Poquísima gente sabía que con el dinero del narcotráfico había salpicado a muchísima gente del sector político, judicial, militar y policiaco, incluyendo ex procuradores y un subprocurador de la República; al director de la PJF, y al mismísimo secretario particular del presidente Salinas de Gortari.
Se desconocía que mensualmente entregaba millonarias cantidades de dinero, a los comandantes de la PJF lo mismo que a muchísimos políticos y funcionarios corruptos de la administración salinista.

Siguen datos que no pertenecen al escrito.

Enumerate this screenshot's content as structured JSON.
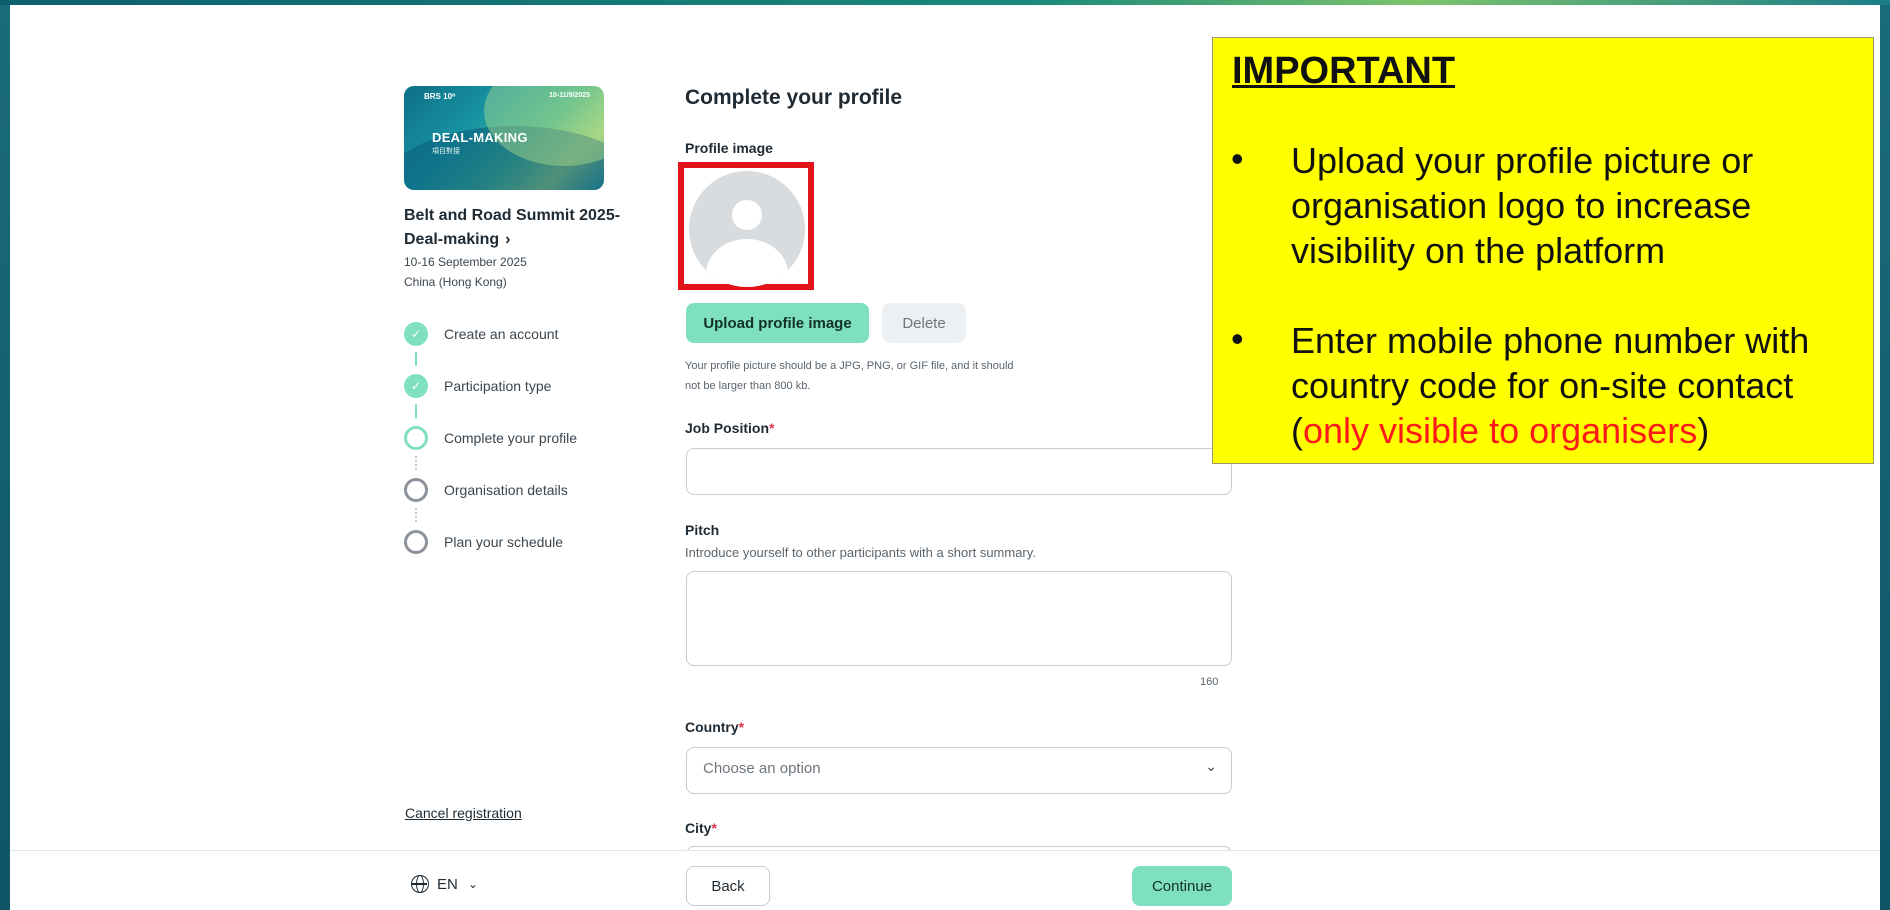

Para saber con precisión quién era Joaquín Guzmán hasta antes de que su nombre se hiciera del dominio común, es menester remontarnos a 1993, año en el que se le involucra en el asesinato del cardenal Juan Jesús Posadas Ocampo, cuyo expediente lo conformarían miles y miles de fojas y que pasaron de las manos de un juez a las de otros jueces, sin que pudieran cerrar el caso satisfactoriamente.

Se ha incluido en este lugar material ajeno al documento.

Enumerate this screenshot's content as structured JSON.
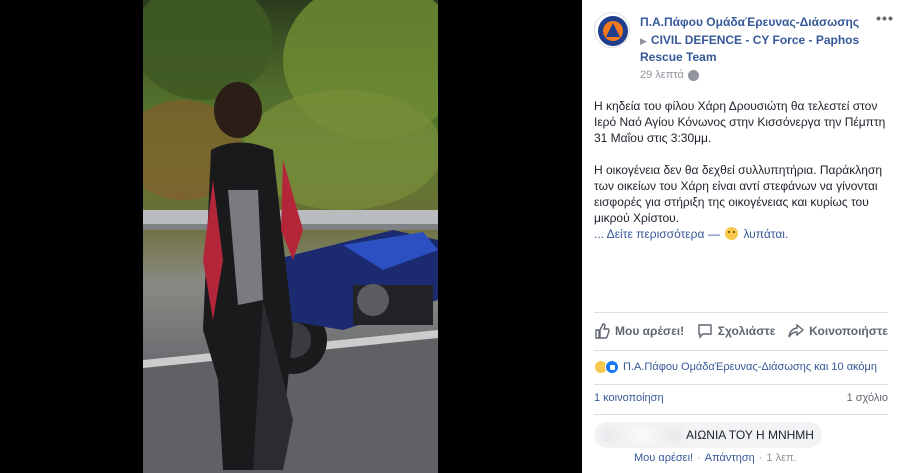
{
  "header": {
    "page_title": "Π.Α.Πάφου ΟμάδαΈρευνας-Διάσωσης",
    "group_name": "CIVIL DEFENCE - CY Force - Paphos Rescue Team",
    "time": "29 λεπτά",
    "more_label": "•••",
    "audience_icon": "globe-icon",
    "avatar_icon": "civil-defence-logo"
  },
  "post": {
    "paragraph_1": "Η κηδεία του φίλου Χάρη Δρουσιώτη θα τελεστεί στον Ιερό Ναό Αγίου Κόνωνος στην Κισσόνεργα την Πέμπτη 31 Μαΐου στις 3:30μμ.",
    "paragraph_2": "Η οικογένεια δεν θα δεχθεί συλλυπητήρια. Παράκληση των οικείων του Χάρη είναι αντί στεφάνων να γίνονται εισφορές για στήριξη της οικογένειας και κυρίως του μικρού Χρίστου.",
    "see_more": "... Δείτε περισσότερα",
    "feeling_dash": "—",
    "feeling_text": "λυπάται."
  },
  "actions": {
    "like": "Μου αρέσει!",
    "comment": "Σχολιάστε",
    "share": "Κοινοποιήστε"
  },
  "reactions": {
    "summary": "Π.Α.Πάφου ΟμάδαΈρευνας-Διάσωσης και 10 ακόμη"
  },
  "stats": {
    "shares": "1 κοινοποίηση",
    "comments": "1 σχόλιο"
  },
  "comment": {
    "text": "ΑΙΩΝΙΑ ΤΟΥ Η ΜΝΗΜΗ",
    "like": "Μου αρέσει!",
    "sep1": "·",
    "reply": "Απάντηση",
    "sep2": "·",
    "time": "1 λεπ."
  },
  "colors": {
    "link": "#365899",
    "muted": "#90949c",
    "text": "#1d2129",
    "action": "#606770"
  }
}
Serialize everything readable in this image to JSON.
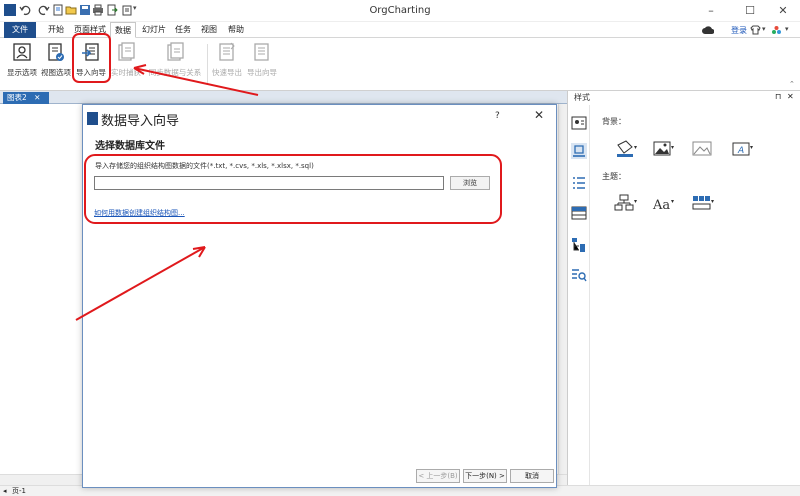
{
  "window": {
    "title": "OrgCharting",
    "login": "登录",
    "minimize": "–",
    "maximize": "☐",
    "close": "✕"
  },
  "menu": {
    "tabs": [
      "文件",
      "开始",
      "页面样式",
      "数据",
      "幻灯片",
      "任务",
      "视图",
      "帮助"
    ]
  },
  "ribbon": {
    "buttons": [
      {
        "label": "显示选项",
        "icon": "display-options-icon"
      },
      {
        "label": "视图选项",
        "icon": "view-options-icon"
      },
      {
        "label": "导入向导",
        "icon": "import-wizard-icon"
      },
      {
        "label": "实时捕获",
        "icon": "live-capture-icon"
      },
      {
        "label": "同步数据与关系",
        "icon": "sync-data-icon"
      },
      {
        "label": "快速导出",
        "icon": "quick-export-icon"
      },
      {
        "label": "导出向导",
        "icon": "export-wizard-icon"
      }
    ]
  },
  "document": {
    "tab_label": "图表2",
    "tab_close": "✕"
  },
  "status": {
    "page": "页-1"
  },
  "style_panel": {
    "title": "样式",
    "pin": "⊓",
    "close": "✕",
    "background_label": "背景：",
    "theme_label": "主题："
  },
  "dialog": {
    "title": "数据导入向导",
    "help": "?",
    "close": "✕",
    "subtitle": "选择数据库文件",
    "description": "导入存储您的组织结构图数据的文件(*.txt, *.cvs, *.xls, *.xlsx, *.sql)",
    "file_value": "",
    "browse": "浏览",
    "help_link": "如何用数据创建组织结构图...",
    "prev": "< 上一步(B)",
    "next": "下一步(N) >",
    "cancel": "取消"
  },
  "colors": {
    "accent": "#1f4e8c",
    "annotation": "#e0191c",
    "link": "#1a55b8"
  }
}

Algunos de los involucrados tuvieron una muerte prematura, muy lejos de considerarse natural. Políticos destacados y altos mandos policiacos fueron señalados de estar implicados, y se hicieron por éste y otros motivos poderosos esfuerzos para echarle tierra al asunto o inventar falsos hechos y testimonios, pero fue imposible. El escándalo fue grande.
Cuando al fin se creyó haberse descubierto el hilo de la verdad, varios de los culpables tuvieron un fin trágico, antes de revelar lo mucho que sabían; otros, simplemente dejaron sus cargos políticos o policiacos por un tiempo, para luego reaparecer en la administración pública. Y allí siguen, hasta la fecha.
De los recuerdos de esta triste trama y de diversos datos incompletos formamos este fascículo, ahora que el nombre de Joaquín Guzmán Loera volvió a los grandes encabezados de la prensa nacional e internacional y los principales noticieros de la radio y la televisión, así como a las redes sociales del Internet.
Ahora que muchísimos mexicanos con escepticismo se enteran oficialmente de su segunda recaptura, por creer que está plagado de montajes y falsos testimonios. Desconfianza e incredulidad producto no sólo de acontecimientos, como el de Ayotzinapa, por ejemplo, sino de los muchos años que el sistema político simulador ha abusado de la buena fe de la sociedad., necesariamente tendrá que hacer ajustes a su gabinete.
“Engaño” que muchos mexicanos también creyeron cuando, en 1993, el Gobierno federal ofreció su versión oficial sobre el asesinato del cardenal Posadas; hechos que por primera vez llevaron a Joaquín a una prisión federal, de la que escaparía ocho años después, para convertirse en un hombre leyenda.
Esa historia comenzó así:
La muere de un cardenal (Lunes 24 de mayo de 1993)
Joaquín Guzmán había decidido pasar unos días de descanso en Puerto Vallarta, por lo que después de entrevistarse con el coronel Jorge Carrillo Olea, responsable de la lucha contra el narcotráfico, abordaría el avión que le llevaría al paradisiaco lugar.
Por la vía telefónica unas horas antes, como en otras ocasiones, el militar le pidió encontrarse en el aeropuerto de Guadalajara al filo de las cuatro de la tarde, sin precisarle los motivos. No era necesario. Seguramente se trataba de lo de siempre: ajustar los tributos.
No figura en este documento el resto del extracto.